Prime Minister Nikol Pashinyan on Monday told a gathering of leaders of the Collective Security Treaty Organization, known as the CSTO, that Yerevan remains unhappy with the organization’s response last year when he appealed to the group for assistance when Armenia was attacked by Azerbaijan.
Last May, Azerbaijani forces breached Armenia’s sovereign border and advanced their position onto Armenia’s Gegharkunik and Syuink provinces, where they remain until today. Pashinyan appealed to the CSTO, only to receive a rejection in July. Whereas, as the leader of the presiding country, Pashinyan approved and encouraged the deployment of CSTO forces to Kazakhstan, where internal unrest threatened to topple that country’s government.
“As you know, around the same time last year, Azerbaijani forces infiltrated Armenia’s sovereign territory. Armenia applied to the CSTO to implement the mechanisms envisioned by the Crisis situations response procedures approved on December 10, 2010. Unfortunately, we cannot say that the organization reacted in a way the Republic of Armenia expected,” Pashinyan told his CSTO colleagues.
“For a long time we have been raising the issue of arms sale by CSTO member states to a non-friendly country. Those weapons were used against Armenia and the Armenian people. This is a problem as well,” added Pashinyan.
“Frankly, the response of the CSTO member states during the 44-day war in 2020 and after that didn’t make Armenia and the Armenian people very happy, but I want to highlight the important role of the Russian Federation and President of Russia Vladimir Putin in the stop of the war in Nagorno Karabakh,” said Pashinyan, who reiterated Yerevan’s commitment to fulfilling it obligations envisioned in the post-war statements.

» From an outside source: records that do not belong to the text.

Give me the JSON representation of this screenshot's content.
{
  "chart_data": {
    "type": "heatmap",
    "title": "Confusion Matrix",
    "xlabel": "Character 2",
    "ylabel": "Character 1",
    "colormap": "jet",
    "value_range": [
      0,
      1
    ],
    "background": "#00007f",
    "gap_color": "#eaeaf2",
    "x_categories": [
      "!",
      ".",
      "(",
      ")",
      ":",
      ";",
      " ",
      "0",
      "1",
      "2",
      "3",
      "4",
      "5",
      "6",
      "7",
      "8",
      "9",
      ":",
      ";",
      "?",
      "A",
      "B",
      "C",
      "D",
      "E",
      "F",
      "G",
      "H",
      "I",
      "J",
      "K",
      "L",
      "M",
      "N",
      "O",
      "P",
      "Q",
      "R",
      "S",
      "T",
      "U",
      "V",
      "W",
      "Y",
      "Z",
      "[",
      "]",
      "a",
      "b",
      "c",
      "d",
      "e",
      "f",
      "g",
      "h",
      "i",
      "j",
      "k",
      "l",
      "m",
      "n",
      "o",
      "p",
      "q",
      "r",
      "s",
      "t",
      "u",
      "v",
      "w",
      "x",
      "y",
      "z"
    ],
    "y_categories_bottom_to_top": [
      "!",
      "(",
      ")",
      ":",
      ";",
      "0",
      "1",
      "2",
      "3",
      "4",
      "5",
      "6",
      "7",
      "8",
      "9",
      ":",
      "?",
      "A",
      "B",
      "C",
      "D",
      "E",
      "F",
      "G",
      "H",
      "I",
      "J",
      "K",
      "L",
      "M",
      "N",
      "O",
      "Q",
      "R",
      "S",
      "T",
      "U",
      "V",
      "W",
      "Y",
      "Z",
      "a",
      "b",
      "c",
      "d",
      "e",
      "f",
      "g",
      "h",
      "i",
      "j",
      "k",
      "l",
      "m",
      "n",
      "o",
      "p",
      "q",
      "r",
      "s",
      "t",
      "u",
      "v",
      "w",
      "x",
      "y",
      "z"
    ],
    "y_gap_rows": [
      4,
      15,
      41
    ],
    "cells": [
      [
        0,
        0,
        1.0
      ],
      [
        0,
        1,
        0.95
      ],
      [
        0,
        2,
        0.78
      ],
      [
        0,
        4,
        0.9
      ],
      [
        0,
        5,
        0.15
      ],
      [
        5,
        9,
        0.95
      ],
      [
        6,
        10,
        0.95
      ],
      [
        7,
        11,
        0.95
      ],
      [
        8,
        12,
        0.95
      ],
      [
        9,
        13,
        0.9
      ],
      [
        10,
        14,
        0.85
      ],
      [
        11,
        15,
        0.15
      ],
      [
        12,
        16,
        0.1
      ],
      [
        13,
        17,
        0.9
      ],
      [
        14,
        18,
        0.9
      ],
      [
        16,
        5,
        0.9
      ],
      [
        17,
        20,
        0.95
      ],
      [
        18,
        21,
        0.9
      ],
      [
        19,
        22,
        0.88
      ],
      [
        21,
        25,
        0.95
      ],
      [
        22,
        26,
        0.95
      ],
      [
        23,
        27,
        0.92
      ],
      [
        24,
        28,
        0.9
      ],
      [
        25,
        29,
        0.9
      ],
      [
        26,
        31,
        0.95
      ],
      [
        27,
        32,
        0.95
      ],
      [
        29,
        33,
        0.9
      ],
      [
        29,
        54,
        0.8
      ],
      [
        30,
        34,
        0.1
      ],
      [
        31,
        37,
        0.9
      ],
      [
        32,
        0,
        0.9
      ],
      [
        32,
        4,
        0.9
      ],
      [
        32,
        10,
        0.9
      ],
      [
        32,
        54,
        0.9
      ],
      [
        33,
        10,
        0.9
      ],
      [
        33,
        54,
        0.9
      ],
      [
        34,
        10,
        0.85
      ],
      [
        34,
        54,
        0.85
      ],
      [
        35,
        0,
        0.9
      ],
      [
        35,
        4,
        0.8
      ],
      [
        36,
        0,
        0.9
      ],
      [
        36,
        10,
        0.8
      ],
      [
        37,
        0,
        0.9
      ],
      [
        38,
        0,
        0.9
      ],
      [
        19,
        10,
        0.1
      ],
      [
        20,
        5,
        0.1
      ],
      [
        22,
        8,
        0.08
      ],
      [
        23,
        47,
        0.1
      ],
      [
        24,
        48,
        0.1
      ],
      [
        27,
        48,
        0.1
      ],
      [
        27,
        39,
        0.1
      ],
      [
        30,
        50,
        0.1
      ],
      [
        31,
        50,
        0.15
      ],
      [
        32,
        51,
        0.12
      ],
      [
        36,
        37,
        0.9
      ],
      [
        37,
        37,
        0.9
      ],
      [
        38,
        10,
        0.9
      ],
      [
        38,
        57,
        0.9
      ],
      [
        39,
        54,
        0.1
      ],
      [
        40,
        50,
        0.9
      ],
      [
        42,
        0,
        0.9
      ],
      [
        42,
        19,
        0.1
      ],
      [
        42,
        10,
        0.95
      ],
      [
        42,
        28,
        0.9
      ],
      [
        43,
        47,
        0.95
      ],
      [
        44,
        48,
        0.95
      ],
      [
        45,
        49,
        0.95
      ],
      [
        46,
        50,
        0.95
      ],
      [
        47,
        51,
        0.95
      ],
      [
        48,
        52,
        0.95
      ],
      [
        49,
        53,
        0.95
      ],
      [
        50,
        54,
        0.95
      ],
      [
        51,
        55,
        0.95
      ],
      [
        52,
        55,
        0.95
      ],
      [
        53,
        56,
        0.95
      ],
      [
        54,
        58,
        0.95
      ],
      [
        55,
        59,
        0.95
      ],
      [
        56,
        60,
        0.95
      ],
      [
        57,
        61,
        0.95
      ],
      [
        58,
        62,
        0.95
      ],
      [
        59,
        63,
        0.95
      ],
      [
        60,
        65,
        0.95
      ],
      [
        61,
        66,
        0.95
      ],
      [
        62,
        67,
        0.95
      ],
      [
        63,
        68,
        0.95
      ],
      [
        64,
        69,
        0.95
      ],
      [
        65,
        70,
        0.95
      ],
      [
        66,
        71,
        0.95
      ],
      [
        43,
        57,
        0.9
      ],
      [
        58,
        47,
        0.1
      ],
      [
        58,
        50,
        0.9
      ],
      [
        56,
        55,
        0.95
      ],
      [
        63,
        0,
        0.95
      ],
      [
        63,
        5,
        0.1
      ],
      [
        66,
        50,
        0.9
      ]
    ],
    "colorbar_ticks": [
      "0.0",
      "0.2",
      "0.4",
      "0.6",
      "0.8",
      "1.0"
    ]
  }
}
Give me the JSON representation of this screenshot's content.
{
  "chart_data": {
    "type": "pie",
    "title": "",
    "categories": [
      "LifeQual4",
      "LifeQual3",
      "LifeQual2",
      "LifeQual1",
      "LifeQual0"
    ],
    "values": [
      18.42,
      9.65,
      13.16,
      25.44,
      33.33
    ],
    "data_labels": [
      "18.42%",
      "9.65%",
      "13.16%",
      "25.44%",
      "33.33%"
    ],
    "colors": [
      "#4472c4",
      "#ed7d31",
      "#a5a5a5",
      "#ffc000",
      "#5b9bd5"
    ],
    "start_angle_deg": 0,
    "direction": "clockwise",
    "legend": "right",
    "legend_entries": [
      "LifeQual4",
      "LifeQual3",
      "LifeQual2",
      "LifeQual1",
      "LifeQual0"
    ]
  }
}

“I think that drawing conclusions is really important and good, but Armenia, as a founding member of the organization, is committed to the organization’s further development and views the organization as a key factor on ensuring stability and security for the Eurasian region and Armenia,” added Pashinyan.
The leaders of the CSTO adopted a joint statement after the summit in Moscow, addressing the need to ensure the security of borders in the organization’s area of responsibility.
The statement said that the CSTO is ready to ensure the security of its borders, including on the backdrop on the concerning situation in Afghanistan and other foreign borders of the organization’s members.
“The situation in Afghanistan and on other foreign borders of CSTO member states is concerning. In this context we express readiness to ensure the security of borders in the CSTO area of responsibility,” reads the statement.
The statement also mentions that the CSTO member states are ready to establish practical cooperation with NATO.
“Realizing our responsibility in ensuring sustainable peace in the Eurasian region, we emphasize the need for de-escalation in the continent and we affirm readiness to establish practical cooperation with NATO,” the statement says.